Enviada em 20/04/2021
No anime “Boruto: Naruto Next Generations” é apresentado ao espectador à história do personagem Kawaki, que sofreu, durante anos, com agressões verbais e físicas vindas de seu pai. Fora da ficção, apesar da existência de leis de proteção ao bem estar de crianças e adolescentes, casos de violência infantil, como o de Henry Borel (o qual está sendo investigado sobre um suposto homicídio cometido por seu padrasto e por sua mãe), ainda são bastante recorrentes, por conta da negligência estatal e pelas penas brandas aplicadas para esses delitos, sendo esse, um claro desrespeito ao ECA (Estatuto da Criança e do Adolescente).

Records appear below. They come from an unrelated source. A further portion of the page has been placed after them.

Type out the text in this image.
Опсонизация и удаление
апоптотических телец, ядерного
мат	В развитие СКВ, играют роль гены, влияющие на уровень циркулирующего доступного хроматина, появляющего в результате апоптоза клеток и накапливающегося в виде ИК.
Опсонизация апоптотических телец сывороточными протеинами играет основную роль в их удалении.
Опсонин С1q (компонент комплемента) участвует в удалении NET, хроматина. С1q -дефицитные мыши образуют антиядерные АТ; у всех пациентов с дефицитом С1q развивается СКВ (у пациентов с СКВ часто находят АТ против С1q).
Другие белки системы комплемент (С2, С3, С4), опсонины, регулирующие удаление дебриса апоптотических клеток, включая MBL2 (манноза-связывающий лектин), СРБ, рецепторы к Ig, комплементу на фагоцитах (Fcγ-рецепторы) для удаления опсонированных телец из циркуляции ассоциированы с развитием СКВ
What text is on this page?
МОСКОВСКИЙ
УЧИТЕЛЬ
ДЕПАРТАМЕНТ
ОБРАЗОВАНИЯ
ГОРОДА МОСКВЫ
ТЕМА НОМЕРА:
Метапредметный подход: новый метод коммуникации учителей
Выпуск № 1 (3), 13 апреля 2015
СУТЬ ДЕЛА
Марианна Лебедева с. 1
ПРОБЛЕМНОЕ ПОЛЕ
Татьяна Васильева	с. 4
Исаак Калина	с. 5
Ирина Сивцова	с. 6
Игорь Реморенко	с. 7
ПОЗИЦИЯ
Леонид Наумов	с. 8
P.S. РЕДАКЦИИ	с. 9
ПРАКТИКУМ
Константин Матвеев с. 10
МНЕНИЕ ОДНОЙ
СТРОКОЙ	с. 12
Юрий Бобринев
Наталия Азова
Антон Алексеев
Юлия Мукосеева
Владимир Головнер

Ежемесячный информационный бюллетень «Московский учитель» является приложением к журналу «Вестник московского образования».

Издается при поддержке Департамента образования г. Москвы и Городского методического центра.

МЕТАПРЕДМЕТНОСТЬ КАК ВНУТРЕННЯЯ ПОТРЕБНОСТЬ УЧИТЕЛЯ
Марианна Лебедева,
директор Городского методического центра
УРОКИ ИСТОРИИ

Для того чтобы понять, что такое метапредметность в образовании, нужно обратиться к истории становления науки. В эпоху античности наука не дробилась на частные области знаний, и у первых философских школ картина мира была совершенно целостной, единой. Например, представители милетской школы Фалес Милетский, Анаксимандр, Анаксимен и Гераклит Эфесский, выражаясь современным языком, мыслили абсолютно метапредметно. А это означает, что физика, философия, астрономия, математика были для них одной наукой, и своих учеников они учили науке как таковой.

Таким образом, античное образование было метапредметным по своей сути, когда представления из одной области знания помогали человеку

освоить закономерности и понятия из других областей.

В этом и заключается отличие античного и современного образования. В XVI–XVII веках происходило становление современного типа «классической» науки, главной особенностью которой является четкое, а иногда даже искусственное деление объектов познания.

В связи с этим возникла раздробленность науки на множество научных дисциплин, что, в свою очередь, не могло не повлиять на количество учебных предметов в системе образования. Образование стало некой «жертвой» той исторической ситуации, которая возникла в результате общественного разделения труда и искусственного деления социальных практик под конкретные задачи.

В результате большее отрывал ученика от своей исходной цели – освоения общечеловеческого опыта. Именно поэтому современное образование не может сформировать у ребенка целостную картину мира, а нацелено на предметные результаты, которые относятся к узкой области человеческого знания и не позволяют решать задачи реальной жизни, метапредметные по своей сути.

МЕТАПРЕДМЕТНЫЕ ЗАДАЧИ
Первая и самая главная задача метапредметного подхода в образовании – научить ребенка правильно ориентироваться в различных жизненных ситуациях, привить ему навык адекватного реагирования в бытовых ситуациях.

Primeiramente, é necessário apontar que o desleixo do Estado para com os direitos previstos é o principal agente de desrespeito do Estatuto. Segundo o artigo 4º do ECA, é dever da regência estatal garantir os direitos e o bem estar dos mais jovens. Contudo, esses direitos são constantemente negados a crianças e adolescentes, principalmente nas áreas pobres. Na região nordeste do Brasil, por exemplo, a Unicef (Fundo das Nações Unidas para a Infância) aponta que aproximadamente de 10% das crianças menores de 2 anos sofrem com a desnutrição. O descuido do poder publico evidência a marginalização e a desvalorização do ECA.
Além disso, outro aspecto a ser abordado é a má aplicação das penas no Brasil. Hoje, o direito penal brasileiro é ineficiente, não só em crimes contra jovens, mas contra todos os cidadãos, tendo o país conquistado à péssima reputação internacional de ser um “paraíso para bandidos”. Graças à burocracia do sistema brasileiro e a omissão do poder judiciário, hoje, os homicídios são a principal causa de mortalidade de jovens, segundo o Atlas da Violência de 2020. Um estudo elaborado pelo Ipea (Instituto de Pesquisa Econômica Aplicada) aponta que aproximadamente 30 mil jovens na faixa etária entre 15 e 29 anos foram vítimas de homicídios no ano de 2018, o que representa 53,3% do total de vítimas em todo o país.
Sendo assim, para resolver a problemática, o Ministério da Educação, por meio de palestras e campanhas nas escolas, deve abordar a história do ECA e seus direitos afim de conscientizar crianças e adolescentes, para que esses possam lutar por seus direitos, e para garanti-los para as gerações futuras. Além do mais, cabe ao Ministério da Justiça e da Segurança Pública junto ao Governo Federal, fornecer aos jovens uma maior segurança policial e jurídica objetivando a garantia de uma infância de boa qualidade para as crianças brasileiras. Assim, poderá ser garantido o direito previsto no artigo 5º do ECA, que afirma que “nenhuma criança ou adolescentes será objeto de qualquer forma de negligência”.